By the way, from SVD of $A = U \Sigma V^\ast$, we have
$$
A^\ast A V = V\Sigma^2_{n \times n} \Leftrightarrow A^\ast A v_j = \eta_j^2 v_j \forall j=1,\cdots, k \\[7pt]
A A^\ast U = U\Sigma^2_{m \times m} \Leftrightarrow A A^\ast u_l = \eta_l^2 u_l \forall l=1,\cdots, k
$$
Question
Since $B$ has $(m+n)$ different(possibly same) $\lambda_i$ (i.e. $i = 1, \cdots, m+n)$, from
$$
B^2x_i = \begin{bmatrix} AA^\ast x_i^{(1)} \\ A^\ast A x_i^{(2)} \end{bmatrix} = \begin{bmatrix} \lambda_i^2 x_i^{(1)} \\ \lambda_i^2 x_i^{(2)} \end{bmatrix}
$$
we have $(m+n)$ formulas for $x_i^{(1)}$,$x_i^{(2)}$, i.e.
$$
AA^\ast x_i^{(1)} = \lambda_i^2 x_i^{(1)} \\
A^\ast A x_i^{(2)} = \lambda_i^2 x_i^{(2)} \\
$$
for $i = 1,\cdots, m+n$, but for
$$
A^\ast A V = V(\Sigma^T\Sigma)_{n \times n} \Leftrightarrow A^\ast A v_j = \eta_j^2 v_j \forall j=1,\cdots, k \\[7pt]
A A^\ast U = U(\Sigma\Sigma^T)_{m \times m} \Leftrightarrow A A^\ast u_l = \eta_l^2 u_l \forall l=1,\cdots, k
$$
we only have $k$ formulas.
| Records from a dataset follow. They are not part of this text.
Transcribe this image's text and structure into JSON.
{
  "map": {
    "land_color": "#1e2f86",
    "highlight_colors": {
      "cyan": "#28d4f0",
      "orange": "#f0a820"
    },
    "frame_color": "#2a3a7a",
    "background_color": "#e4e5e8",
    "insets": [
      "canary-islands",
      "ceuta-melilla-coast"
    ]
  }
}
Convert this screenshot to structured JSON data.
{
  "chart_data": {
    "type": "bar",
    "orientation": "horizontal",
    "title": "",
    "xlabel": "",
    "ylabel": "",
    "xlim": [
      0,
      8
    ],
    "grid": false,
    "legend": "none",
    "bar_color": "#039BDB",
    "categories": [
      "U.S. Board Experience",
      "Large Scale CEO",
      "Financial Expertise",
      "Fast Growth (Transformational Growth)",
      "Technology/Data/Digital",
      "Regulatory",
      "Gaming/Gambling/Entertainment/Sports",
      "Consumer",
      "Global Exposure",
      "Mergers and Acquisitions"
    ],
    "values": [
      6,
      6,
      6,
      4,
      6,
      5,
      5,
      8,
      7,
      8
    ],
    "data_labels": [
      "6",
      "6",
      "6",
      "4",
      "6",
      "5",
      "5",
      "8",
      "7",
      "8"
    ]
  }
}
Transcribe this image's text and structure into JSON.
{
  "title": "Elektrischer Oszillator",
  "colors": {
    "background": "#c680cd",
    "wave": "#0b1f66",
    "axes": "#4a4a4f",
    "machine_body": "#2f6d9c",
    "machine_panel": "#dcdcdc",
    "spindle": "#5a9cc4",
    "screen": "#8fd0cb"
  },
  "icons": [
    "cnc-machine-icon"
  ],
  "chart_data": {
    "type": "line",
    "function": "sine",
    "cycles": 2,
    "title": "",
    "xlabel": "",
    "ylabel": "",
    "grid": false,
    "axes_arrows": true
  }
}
So I'm stuck at specifying the relationship.
Is there anyone to help solving the problem?
Best Answer
The eigenvectors/eigenvalues of matrix $B$ can be easily constructed out of singular vectors/values of matrix $A$. Here is how.
In order to have simple explanations, let us consider the case where $A$ is square, i.e. with $m=n$ (for the rectangular case, see below).
Let
$$A=U\Sigma V^T=\sum_{k=1}^n \sigma_k U_kV_k^T$$
be the SVD of $A$ where $U_k$ and $V_k$ $(k=1 \cdots n)$ denote the columns of $U$ and $V$ resp.
Recall that : $$AV_k = \sigma_k U_k \ \ \text{and} \ \ A^TU_k = \sigma_k V_k\tag{1}$$
Therefore,
$$\underbrace{\begin{pmatrix} O & A \\ A^T & O \end{pmatrix}}_B \underbrace{\begin{pmatrix} U_k \\ V_k \end{pmatrix}}_{X_k}=\sigma_k\underbrace{\begin{pmatrix} U_k \\ V_k \end{pmatrix}}_{X_k} \ \text{and} \ \underbrace{\begin{pmatrix} O & A \\ A^T & O \end{pmatrix}}_B \underbrace{\begin{pmatrix} \ \ \ U_k \\ -V_k \end{pmatrix}}_{Y_k}=-\sigma_k\underbrace{\begin{pmatrix} \ \ \ U_k \\ -V_k \end{pmatrix}}_{Y_k}\tag{2}$$
which means that each singular triple $(\sigma_k,U_k,V_k)$, generates two eigenpairs : $(\sigma_k, X_k)$ and $(-\sigma_k, Y_k)$.
From this remark, it is possible to retrieve in particular an eigendecomposition of matrix $B$.
If $A$ is $n \times p$ with, say, $n<p$, the only difference is that, to these eigenvalues $\pm \sigma_k$, one must add eigenvalue $0$ with an order of multiplicity $p-n$ ; up to you for exhibiting the corresponding eigenvectors (don't forget that the last $p-n$ elements of $V$ constitute a basis of $\ker A$).